Remove the nvidia-docker repo, then reinstall nvidia-container-runtime and nvidia-jetpack.
if you get this error on a Jetson board:
could not start driver service: load library failed: libnvidia-ml.so.1: cannot open shared object file: no such file or directoryThen it means you've installed nvidia-container-toolkit from the official repos (
https://nvidia.github.io/nvidia-docker). nvidia-container-toolkit does not support Jetson right now, but there is a beta version in the jetpack repos that does. Remove the nvidia-docker repo, then reinstall nvidia-container-runtime and nvidia-jetpack.
Thank you!!
upgrade nvida-docker version to nvidia-docker2-2.5.0,the problem is solved perfectly.

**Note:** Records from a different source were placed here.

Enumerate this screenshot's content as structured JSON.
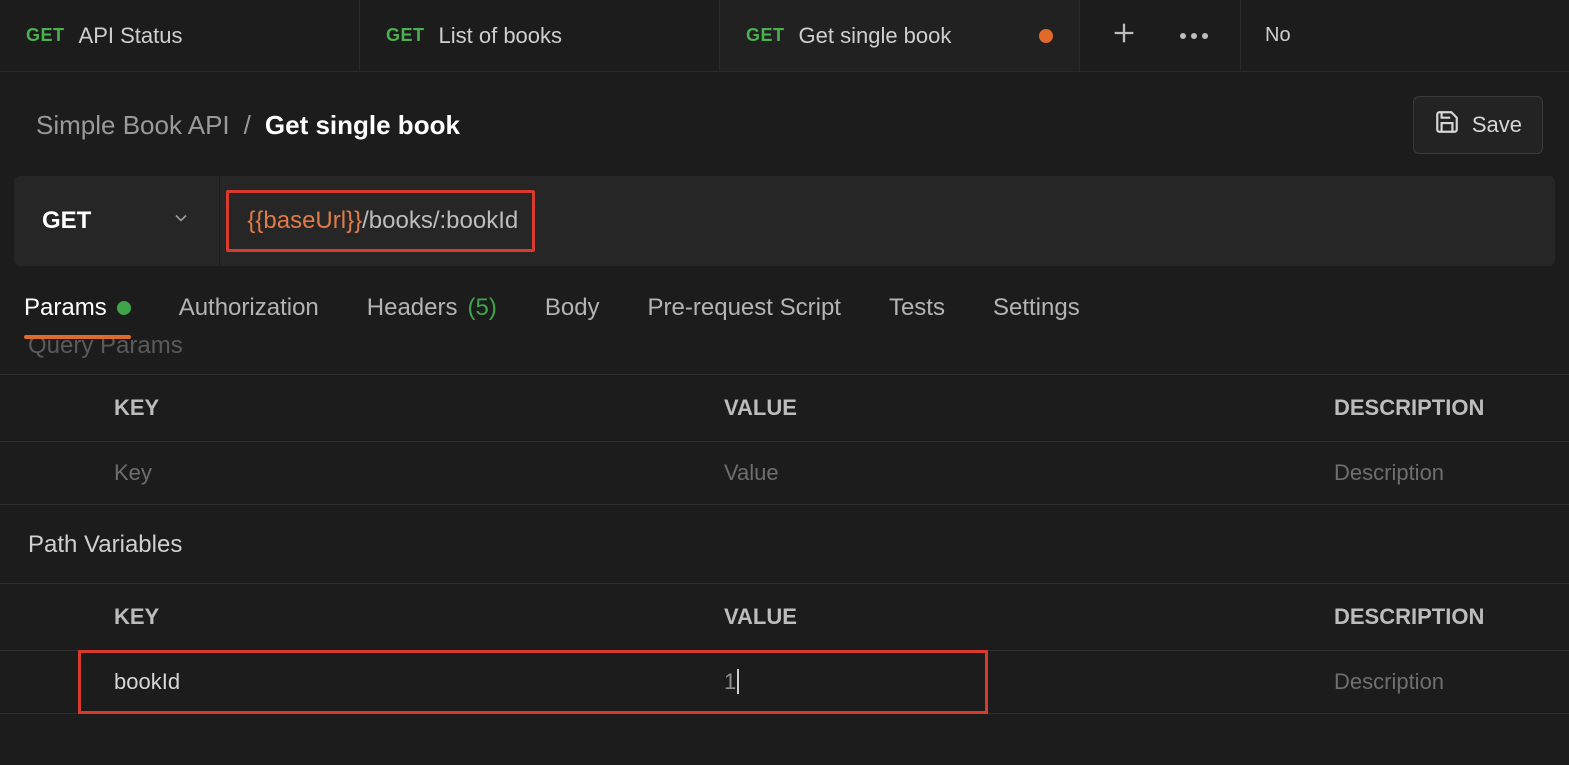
{
  "tabs": [
    {
      "method": "GET",
      "label": "API Status",
      "active": false,
      "unsaved": false
    },
    {
      "method": "GET",
      "label": "List of books",
      "active": false,
      "unsaved": false
    },
    {
      "method": "GET",
      "label": "Get single book",
      "active": true,
      "unsaved": true
    }
  ],
  "tab_right_label": "No",
  "breadcrumb": {
    "collection": "Simple Book API",
    "current": "Get single book",
    "sep": "/"
  },
  "save_label": "Save",
  "request": {
    "method": "GET",
    "url_variable": "{{baseUrl}}",
    "url_path": "/books/:bookId"
  },
  "req_tabs": {
    "params": "Params",
    "authorization": "Authorization",
    "headers": "Headers",
    "headers_count": "(5)",
    "body": "Body",
    "pre": "Pre-request Script",
    "tests": "Tests",
    "settings": "Settings"
  },
  "query_params_heading": "Query Params",
  "columns": {
    "key": "KEY",
    "value": "VALUE",
    "description": "DESCRIPTION"
  },
  "placeholders": {
    "key": "Key",
    "value": "Value",
    "description": "Description"
  },
  "path_variables_heading": "Path Variables",
  "path_vars": [
    {
      "key": "bookId",
      "value": "1",
      "description": ""
    }
  ]
}
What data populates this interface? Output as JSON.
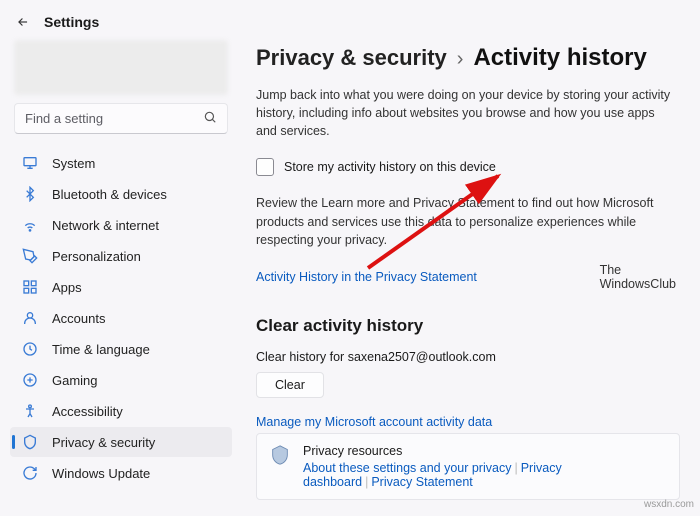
{
  "header": {
    "title": "Settings"
  },
  "search": {
    "placeholder": "Find a setting"
  },
  "sidebar": {
    "items": [
      {
        "label": "System"
      },
      {
        "label": "Bluetooth & devices"
      },
      {
        "label": "Network & internet"
      },
      {
        "label": "Personalization"
      },
      {
        "label": "Apps"
      },
      {
        "label": "Accounts"
      },
      {
        "label": "Time & language"
      },
      {
        "label": "Gaming"
      },
      {
        "label": "Accessibility"
      },
      {
        "label": "Privacy & security"
      },
      {
        "label": "Windows Update"
      }
    ]
  },
  "breadcrumb": {
    "parent": "Privacy & security",
    "sep": "›",
    "current": "Activity history"
  },
  "content": {
    "intro": "Jump back into what you were doing on your device by storing your activity history, including info about websites you browse and how you use apps and services.",
    "checkbox_label": "Store my activity history on this device",
    "review": "Review the Learn more and Privacy Statement to find out how Microsoft products and services use this data to personalize experiences while respecting your privacy.",
    "link_privacy": "Activity History in the Privacy Statement",
    "twc_line1": "The",
    "twc_line2": "WindowsClub",
    "clear_heading": "Clear activity history",
    "clear_for": "Clear history for saxena2507@outlook.com",
    "clear_button": "Clear",
    "manage_link": "Manage my Microsoft account activity data",
    "resources_title": "Privacy resources",
    "resources_links": [
      "About these settings and your privacy",
      "Privacy dashboard",
      "Privacy Statement"
    ]
  },
  "watermark": "wsxdn.com"
}
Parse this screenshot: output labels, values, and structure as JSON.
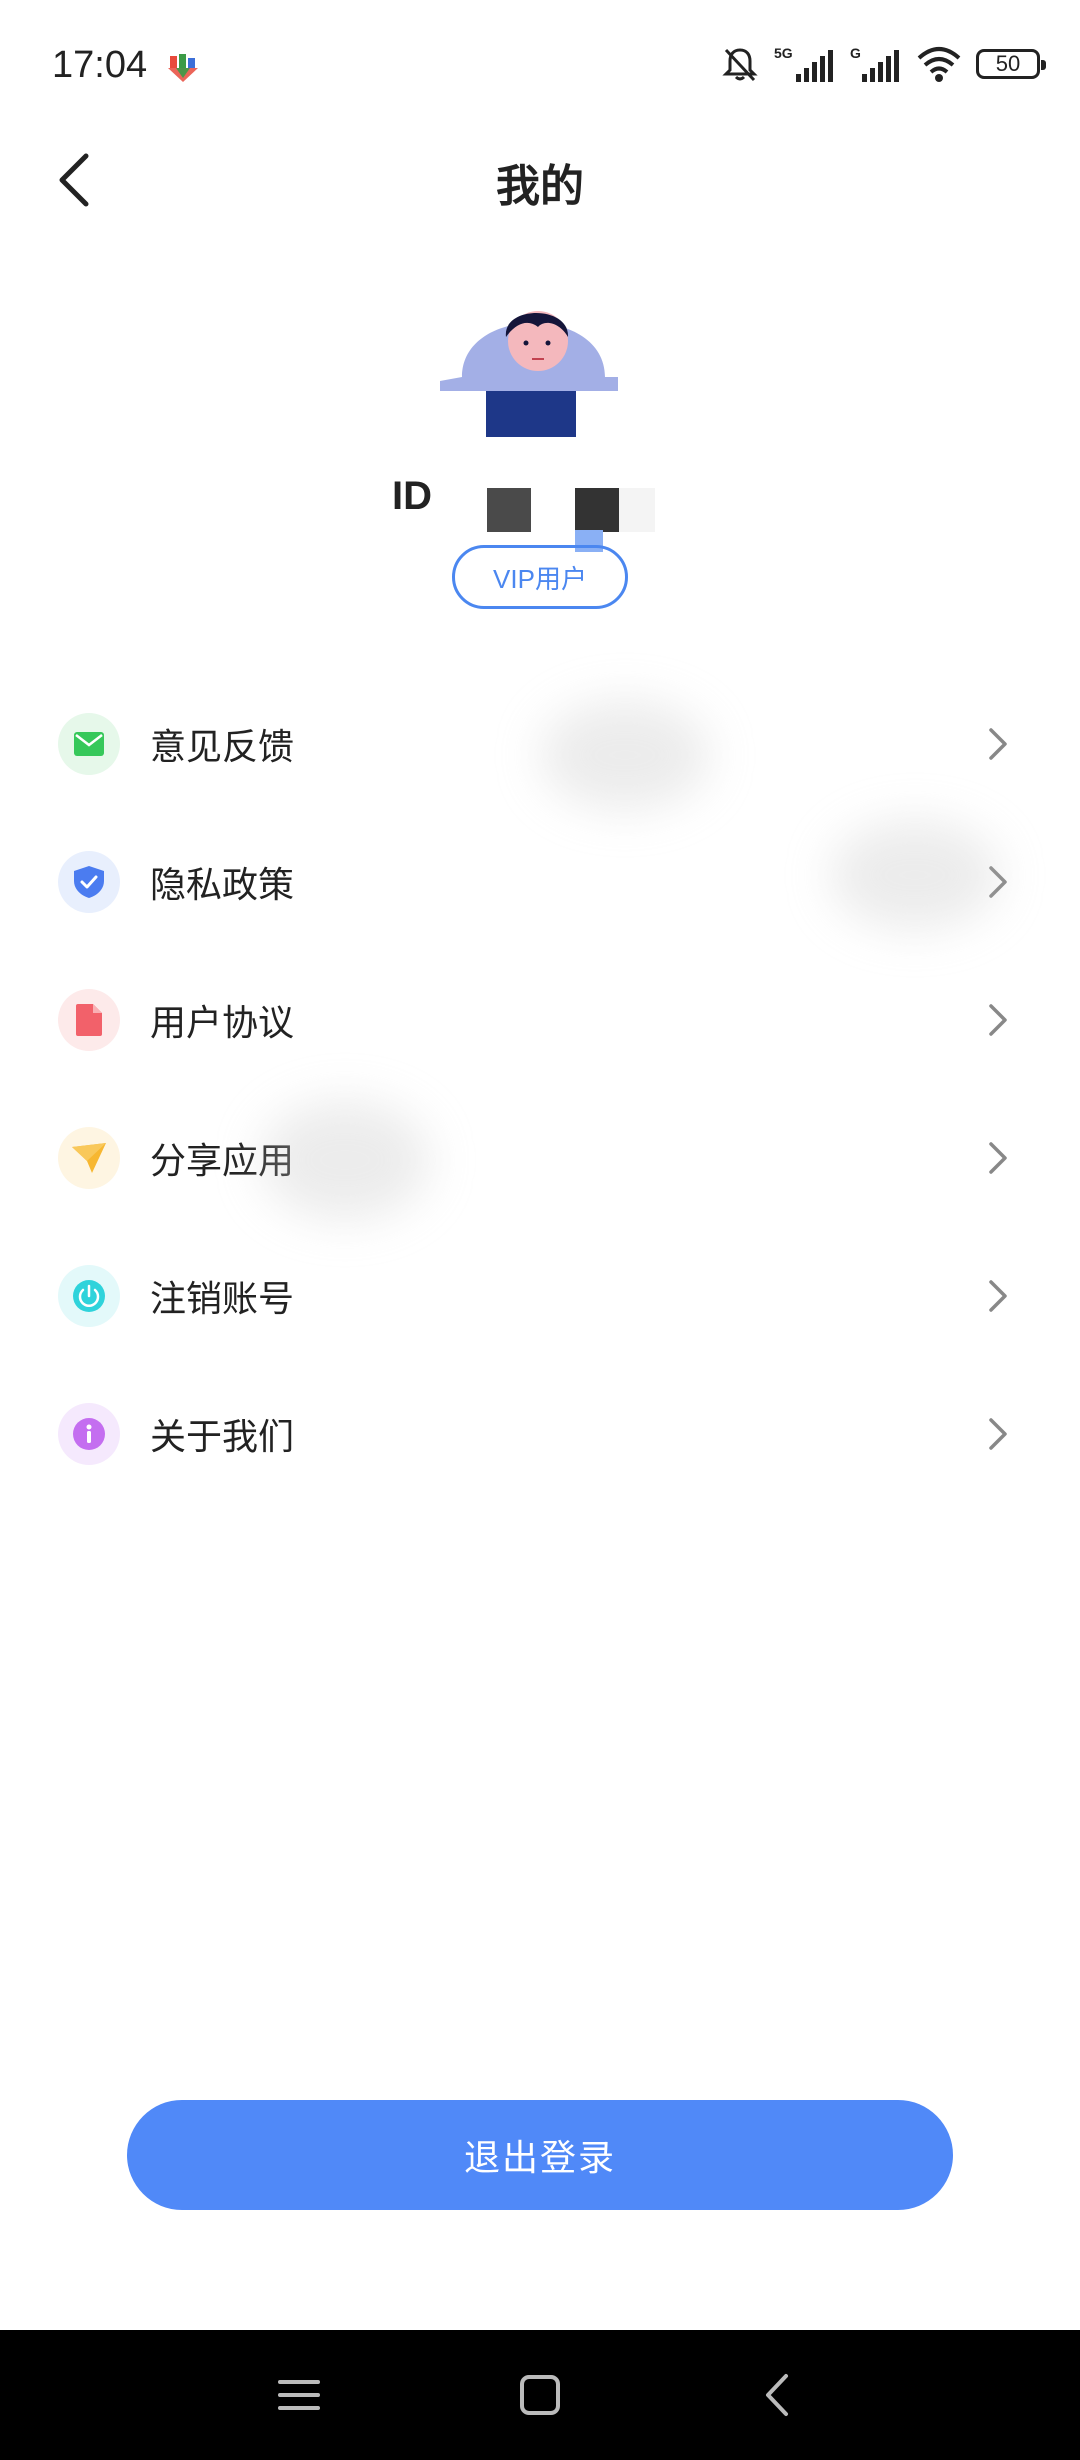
{
  "status_bar": {
    "time": "17:04",
    "icons": [
      "app-notification-icon",
      "mute-bell-icon",
      "signal-5g-icon",
      "signal-g-icon",
      "wifi-icon"
    ],
    "network_1": "5G",
    "network_2": "G",
    "battery": "50"
  },
  "header": {
    "title": "我的",
    "back_icon": "chevron-left-icon"
  },
  "profile": {
    "id_label": "ID",
    "badge": "VIP用户",
    "avatar_icon": "user-avatar-illustration"
  },
  "menu": {
    "items": [
      {
        "label": "意见反馈",
        "icon": "mail-icon",
        "icon_color": "#36c85a",
        "icon_bg": "#e6f8ea"
      },
      {
        "label": "隐私政策",
        "icon": "shield-check-icon",
        "icon_color": "#4b7cf0",
        "icon_bg": "#e8effd"
      },
      {
        "label": "用户协议",
        "icon": "document-icon",
        "icon_color": "#f2616a",
        "icon_bg": "#fdeaea"
      },
      {
        "label": "分享应用",
        "icon": "paper-plane-icon",
        "icon_color": "#f7b731",
        "icon_bg": "#fef5e2"
      },
      {
        "label": "注销账号",
        "icon": "power-icon",
        "icon_color": "#2fd3db",
        "icon_bg": "#e3f9fa"
      },
      {
        "label": "关于我们",
        "icon": "info-icon",
        "icon_color": "#c46ef0",
        "icon_bg": "#f5e9fd"
      }
    ]
  },
  "logout": {
    "label": "退出登录"
  },
  "colors": {
    "accent": "#5089f8",
    "badge": "#4b87f0"
  },
  "nav_bar": {
    "buttons": [
      "menu-icon",
      "home-square-icon",
      "back-triangle-icon"
    ]
  }
}
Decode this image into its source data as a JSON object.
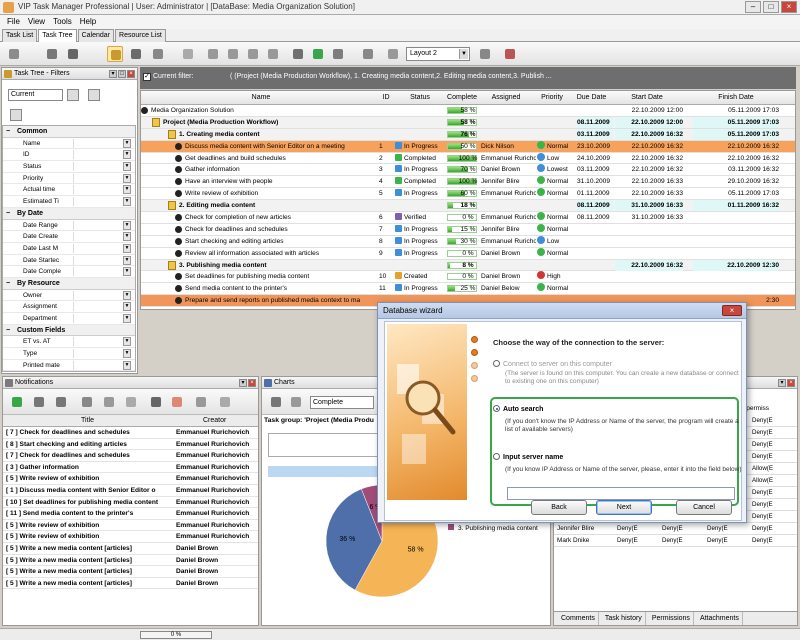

CUDA Version: 11.0 docker-ce: 19.03.7 nvidia-docker2-2.5.0-1
@mildsunrise It seems nvidia-docker supports jetson but I am still getting this error even with nvidia-docker2-2.5.0-1
what makes you think nvidia-docker supports jetson? the FAQ still says you need the SDK manager (aka the jetson repos). you need the version of nvidia-docker2 that comes with the jetson repos, not the nvidia-docker one
@mildsunrise ah you mean "jetpack" by "jetson repos" don't you? So that might very well be my issue. I am using the stock kernel ConnectTech provides and presumed because it had L4T 32.4.4 installed that it had Jetpack 4.2.2 installed, but I think I need to reflash it because the manufacturer probably does just a minimal install for QA purposes.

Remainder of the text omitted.